To reproduce a three-dimensional cut of meat – a whole fish fillet, for example, rather than minced meat – requires scaffolding to give the reproducing cells shape. In food production these scaffolds are commonly edible cellulose from plants, chitosan found in mushrooms or alginate from algae. The formulation of the liquid nutrients and scaffolding used in cell growth are critical parts of the intellectual property and competitive advantages for each of the companies developing these products.

Simulated experience

The development of plant-based simulated seafoods is more advanced than that of cell-based meats. New products that simulate the taste and texture of real seafood, without any ocean animal ingredients, are already on supermarket shelves.

They are being marketed not just to vegans or vegetarians, but to ‘conscious consumers’ more generally – people who are concerned about the production impacts of their food choices, including those who eat meat and seafood.

Product developers report that the sheer diversity of seafood makes it more challenging to simulate than it is for consistent products such as ground mince and beef burgers. There are also two ‘streams’ in the development of these products: one relies almost exclusively on land-plant proteins, while the second incorporates more marine proteins – micro and macroalgae – that have similar nutritional profiles to seafood.

Simulated seafoods use grain flours and legumes such as soy, yellow peas or chickpeas as a base; other ingredients include tomatoes, yams, eggplant and different types of seaweed.

While new food technologies can create uncannily realistic products in both texture and appearance, the base ingredients are highly processed and the list of ingredients can be long and complex. As a result, such products may not have the same nutritional benefits that seafood offers. It is a potential trap for unwary consumers.

Target markets

Products are increasingly found in the refrigerated or freezer section of grocery stores beside the real seafood product, rather than in a ‘vegan’ designated food section. In the UK, vegan food producer Good Catch has a canned tuna alternative appearing on shelves alongside cans of real tuna.

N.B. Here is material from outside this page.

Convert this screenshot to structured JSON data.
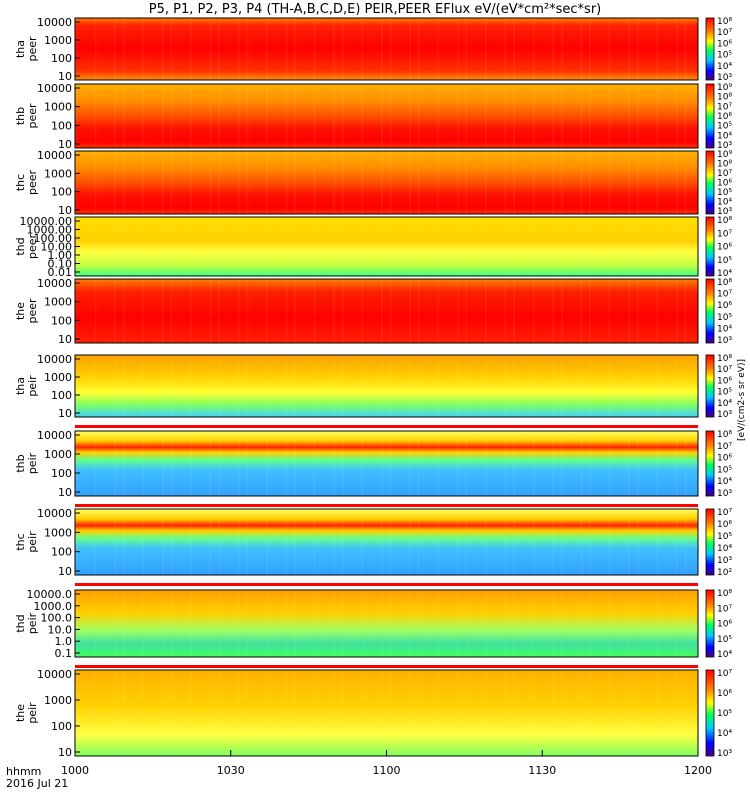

Australian supermarkets already stock products from Gardein, Sophie’s Kitchen, Quorn and Linda McCartney Foods, non-fish simulations of white fish fillets, crab cakes, shrimp, salmon, tuna and scampi. Plant-based meats in general are the fastest growing food category in the developed world, and in August, the Financial Times reported on 20 start-up companies specifically producing plant-based seafood. Products are variously referred to as fish-free or fishless fish, vegan seafood, or more combatively, as fake fish.

Labelling is an ongoing issue, with calls for clearer regulation about what terms can and can’t be used. There is a case to be made that these new proteins – both plant-based and cellular – deserve their own category and names, rather than denigrating the genuine products they imitate in order to demonstrate value.

Advocates of these new seafood proteins promote them as replacements for wild-caught or farmed seafood that address environmental and ethical issues that affect these industries in different parts of the world.

The challenges of producing food for the growing global population will be great. While some may see these new technologies as a threat to existing markets, others are hopeful that new food production techniques will complement traditional farming, fishing and aquaculture. New, more efficient ways of doing things will be essential to feed us all.